The data presented here suggest that tetrameric interactions, especially A/C interactions, assist in the proper folding of eqFP611. The participation of these comparatively weak interactions in folding might also be indicated by the finding that functional eqFP611 expression in mammalian cells is only possible up to 30°C:¹⁴ with increasing temperature, the already weak interfacial interactions will be further weakened for entropic reasons. If these interactions are indeed crucial for proper folding, expression of functional eqFP611 will become impossible above a certain temperature. For the sea anemone Entacmaea quadricolor, from which eqFP611 was isolated, thermosensitivity is probably without biological significance, as temperatures around 30°C are rarely exceeded in its habitats in the Red Sea and the Indopacific.²⁹

A variant of the weakly dimerizing GFP from Aequorea victoria from the colder, Northwestern Pacific waters was transformed by altering a few amino acids into a true monomer that folds properly at 37°C.³⁰ This proves that the proper β-can fold can, in principle, be obtained without the assistance of subunit interactions also at higher temperatures.
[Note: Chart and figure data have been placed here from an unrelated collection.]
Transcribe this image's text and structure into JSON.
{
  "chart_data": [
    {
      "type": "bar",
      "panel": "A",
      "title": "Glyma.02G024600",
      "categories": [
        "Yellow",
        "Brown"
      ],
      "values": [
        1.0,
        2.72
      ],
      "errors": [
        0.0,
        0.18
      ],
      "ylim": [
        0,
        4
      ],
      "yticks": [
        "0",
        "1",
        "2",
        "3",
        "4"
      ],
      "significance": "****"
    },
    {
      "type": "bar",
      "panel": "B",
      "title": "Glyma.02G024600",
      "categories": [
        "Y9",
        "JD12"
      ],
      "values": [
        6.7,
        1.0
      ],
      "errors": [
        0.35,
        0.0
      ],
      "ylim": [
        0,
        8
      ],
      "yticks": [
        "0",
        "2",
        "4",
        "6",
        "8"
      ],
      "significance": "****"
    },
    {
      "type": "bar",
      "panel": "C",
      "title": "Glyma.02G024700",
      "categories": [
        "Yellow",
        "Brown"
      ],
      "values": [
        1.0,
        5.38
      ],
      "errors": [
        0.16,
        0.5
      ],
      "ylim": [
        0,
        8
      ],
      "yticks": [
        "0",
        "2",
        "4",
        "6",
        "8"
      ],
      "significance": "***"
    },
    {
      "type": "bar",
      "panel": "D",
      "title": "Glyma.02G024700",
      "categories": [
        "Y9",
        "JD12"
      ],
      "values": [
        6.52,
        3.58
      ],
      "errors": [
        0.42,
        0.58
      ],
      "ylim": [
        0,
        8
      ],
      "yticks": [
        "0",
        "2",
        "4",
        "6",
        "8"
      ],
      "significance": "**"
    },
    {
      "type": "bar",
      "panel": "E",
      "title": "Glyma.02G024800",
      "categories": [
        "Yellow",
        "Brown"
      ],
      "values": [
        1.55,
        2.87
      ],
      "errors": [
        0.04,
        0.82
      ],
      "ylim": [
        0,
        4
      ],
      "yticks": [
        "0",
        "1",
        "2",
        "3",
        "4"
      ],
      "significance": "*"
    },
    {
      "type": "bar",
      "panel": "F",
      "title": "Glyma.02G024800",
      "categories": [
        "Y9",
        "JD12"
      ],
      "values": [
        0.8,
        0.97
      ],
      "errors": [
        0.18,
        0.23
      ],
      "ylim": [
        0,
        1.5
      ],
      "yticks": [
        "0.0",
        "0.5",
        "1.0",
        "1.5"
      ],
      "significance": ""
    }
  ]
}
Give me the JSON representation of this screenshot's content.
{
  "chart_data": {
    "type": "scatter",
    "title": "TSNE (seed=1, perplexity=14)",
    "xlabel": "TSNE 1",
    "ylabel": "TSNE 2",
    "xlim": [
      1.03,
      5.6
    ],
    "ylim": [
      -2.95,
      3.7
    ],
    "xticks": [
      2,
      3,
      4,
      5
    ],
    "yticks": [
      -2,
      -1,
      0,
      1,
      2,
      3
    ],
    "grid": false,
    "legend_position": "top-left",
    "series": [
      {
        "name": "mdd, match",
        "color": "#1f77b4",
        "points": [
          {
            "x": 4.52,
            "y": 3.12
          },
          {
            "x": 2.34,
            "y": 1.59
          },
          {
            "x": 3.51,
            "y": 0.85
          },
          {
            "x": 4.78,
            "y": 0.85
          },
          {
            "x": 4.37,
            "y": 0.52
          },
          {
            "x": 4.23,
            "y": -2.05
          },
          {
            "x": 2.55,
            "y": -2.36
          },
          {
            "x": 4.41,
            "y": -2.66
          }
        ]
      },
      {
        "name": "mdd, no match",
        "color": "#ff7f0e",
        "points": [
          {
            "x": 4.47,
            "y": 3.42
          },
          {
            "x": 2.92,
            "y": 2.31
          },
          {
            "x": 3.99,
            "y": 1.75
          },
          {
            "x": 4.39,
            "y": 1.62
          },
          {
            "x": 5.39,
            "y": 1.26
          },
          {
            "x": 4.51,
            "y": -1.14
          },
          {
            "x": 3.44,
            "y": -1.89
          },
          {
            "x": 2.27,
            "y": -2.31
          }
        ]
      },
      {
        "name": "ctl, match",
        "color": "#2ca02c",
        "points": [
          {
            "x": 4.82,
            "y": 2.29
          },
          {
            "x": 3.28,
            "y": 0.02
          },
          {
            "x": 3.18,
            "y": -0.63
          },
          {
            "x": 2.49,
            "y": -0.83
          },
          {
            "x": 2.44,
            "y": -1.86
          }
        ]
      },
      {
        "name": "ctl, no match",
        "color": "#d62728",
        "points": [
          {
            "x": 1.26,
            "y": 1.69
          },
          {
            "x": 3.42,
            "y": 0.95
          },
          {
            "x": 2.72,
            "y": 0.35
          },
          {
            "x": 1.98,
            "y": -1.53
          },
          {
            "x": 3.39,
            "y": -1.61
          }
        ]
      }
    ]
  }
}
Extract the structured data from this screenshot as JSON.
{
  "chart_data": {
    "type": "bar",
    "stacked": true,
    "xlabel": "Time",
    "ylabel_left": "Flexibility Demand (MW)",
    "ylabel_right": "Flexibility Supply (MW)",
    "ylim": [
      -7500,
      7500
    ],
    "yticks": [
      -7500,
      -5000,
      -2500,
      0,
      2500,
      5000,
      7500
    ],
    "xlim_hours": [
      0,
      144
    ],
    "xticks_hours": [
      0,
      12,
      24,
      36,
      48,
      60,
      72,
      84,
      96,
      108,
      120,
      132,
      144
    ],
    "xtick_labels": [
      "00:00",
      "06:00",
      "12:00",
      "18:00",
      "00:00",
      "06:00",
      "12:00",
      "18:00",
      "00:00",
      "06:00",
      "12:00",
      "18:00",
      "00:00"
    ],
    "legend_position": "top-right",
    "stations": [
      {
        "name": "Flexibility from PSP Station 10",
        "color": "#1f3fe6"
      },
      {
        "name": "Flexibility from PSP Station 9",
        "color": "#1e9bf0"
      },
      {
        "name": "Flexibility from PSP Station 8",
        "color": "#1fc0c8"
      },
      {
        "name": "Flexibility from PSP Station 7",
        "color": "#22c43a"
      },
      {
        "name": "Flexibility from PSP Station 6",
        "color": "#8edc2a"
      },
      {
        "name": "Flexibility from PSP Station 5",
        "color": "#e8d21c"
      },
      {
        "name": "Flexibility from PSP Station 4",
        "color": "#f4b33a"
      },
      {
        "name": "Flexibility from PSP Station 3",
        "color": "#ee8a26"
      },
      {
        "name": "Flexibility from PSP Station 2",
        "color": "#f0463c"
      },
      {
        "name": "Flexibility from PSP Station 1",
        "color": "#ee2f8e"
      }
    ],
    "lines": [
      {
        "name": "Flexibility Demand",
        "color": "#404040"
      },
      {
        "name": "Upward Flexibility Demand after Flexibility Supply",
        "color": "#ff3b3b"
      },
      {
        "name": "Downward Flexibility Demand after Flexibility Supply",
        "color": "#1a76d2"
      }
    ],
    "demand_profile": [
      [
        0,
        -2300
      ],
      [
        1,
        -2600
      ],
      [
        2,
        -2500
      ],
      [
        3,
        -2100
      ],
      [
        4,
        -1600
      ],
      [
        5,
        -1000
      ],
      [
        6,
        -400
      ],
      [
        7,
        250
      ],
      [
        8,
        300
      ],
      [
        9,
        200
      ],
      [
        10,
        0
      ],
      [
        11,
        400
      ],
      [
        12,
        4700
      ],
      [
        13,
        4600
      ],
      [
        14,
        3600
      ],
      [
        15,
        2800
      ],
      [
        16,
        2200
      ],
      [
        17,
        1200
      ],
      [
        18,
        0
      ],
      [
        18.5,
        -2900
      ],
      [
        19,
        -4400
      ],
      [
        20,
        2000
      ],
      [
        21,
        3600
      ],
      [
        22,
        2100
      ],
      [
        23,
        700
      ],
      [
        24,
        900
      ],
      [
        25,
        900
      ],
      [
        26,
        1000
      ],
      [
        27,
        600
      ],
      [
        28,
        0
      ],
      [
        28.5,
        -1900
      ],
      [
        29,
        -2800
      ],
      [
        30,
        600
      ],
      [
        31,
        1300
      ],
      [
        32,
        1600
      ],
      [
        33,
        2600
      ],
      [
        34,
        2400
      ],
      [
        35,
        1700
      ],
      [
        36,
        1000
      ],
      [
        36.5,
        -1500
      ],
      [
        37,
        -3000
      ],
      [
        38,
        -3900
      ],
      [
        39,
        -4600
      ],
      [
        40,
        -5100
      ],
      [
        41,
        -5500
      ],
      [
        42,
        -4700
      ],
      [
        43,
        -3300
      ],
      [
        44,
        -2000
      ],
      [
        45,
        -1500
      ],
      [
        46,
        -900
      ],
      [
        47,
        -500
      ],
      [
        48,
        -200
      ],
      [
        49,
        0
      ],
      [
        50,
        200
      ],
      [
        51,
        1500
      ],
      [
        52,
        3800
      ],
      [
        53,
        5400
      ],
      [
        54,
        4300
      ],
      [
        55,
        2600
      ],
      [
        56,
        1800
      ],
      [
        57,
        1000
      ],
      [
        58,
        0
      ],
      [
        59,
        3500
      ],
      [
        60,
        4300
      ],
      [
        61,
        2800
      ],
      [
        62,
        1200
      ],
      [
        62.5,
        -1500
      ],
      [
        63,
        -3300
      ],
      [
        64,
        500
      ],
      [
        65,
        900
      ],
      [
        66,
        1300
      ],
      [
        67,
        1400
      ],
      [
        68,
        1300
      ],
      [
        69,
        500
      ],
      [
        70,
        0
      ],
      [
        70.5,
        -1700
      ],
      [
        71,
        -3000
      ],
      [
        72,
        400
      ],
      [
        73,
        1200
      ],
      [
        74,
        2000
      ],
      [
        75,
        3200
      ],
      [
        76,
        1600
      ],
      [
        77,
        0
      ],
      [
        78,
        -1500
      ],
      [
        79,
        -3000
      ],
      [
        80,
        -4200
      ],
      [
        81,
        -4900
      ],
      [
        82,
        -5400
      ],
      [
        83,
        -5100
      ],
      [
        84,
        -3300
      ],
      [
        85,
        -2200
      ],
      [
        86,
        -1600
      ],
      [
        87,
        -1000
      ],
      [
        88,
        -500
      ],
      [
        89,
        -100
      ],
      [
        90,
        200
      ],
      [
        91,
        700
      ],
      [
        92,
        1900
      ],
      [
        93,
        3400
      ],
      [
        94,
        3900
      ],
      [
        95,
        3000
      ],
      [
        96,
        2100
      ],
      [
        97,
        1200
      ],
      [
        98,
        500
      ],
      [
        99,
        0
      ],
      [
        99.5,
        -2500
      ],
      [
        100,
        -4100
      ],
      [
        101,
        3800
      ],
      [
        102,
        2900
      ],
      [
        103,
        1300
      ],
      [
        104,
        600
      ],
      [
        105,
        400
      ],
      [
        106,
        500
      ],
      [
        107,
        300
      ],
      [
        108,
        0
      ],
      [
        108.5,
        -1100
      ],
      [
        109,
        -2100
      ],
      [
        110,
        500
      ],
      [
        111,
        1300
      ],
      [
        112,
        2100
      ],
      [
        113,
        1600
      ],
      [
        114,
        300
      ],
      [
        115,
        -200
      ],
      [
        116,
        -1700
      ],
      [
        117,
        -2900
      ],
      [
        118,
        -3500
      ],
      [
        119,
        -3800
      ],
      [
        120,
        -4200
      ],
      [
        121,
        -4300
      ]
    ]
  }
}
Given the great sequence variability of GFP-like proteins found in nature,³¹ a monomeric structure could have easily evolved by natural mechanisms. The majority of nonbioluminescent, anthozoan GFP-like proteins, however, exist as tight tetramers.²⁵ One may, therefore, speculate that this feature evolved because it can fulfill a special biological function. Campbell et al. proposed that the chromophores in the tetramers are better protected from photobleaching under strong tropical light.¹³ This assumption is in agreement with a photoprotective function of these proteins that was suggested earlier for anthozoans living in symbiosis with unicellular algae (zooxanthellae).^{8 9} However, red fluorescent Discosoma species, from which the strongly tetramerizing DsRed was isolated, settle typically in lower light habitats in nature and, furthermore, suffer from high light intensities in captivity.^{32 33} Moreover, we demonstrated recently that tetrameric GFP-like proteins also occur in temperate, azooxanthellate anthozoa species living in habitats with low or no light stress.¹¹ Therefore, no clear picture exists concerning the biological function(s) of GFP-like proteins and the mechanisms of how, for example, a photoprotective effect is achieved in some cases. The tetrameric structure, however, probably plays an important role.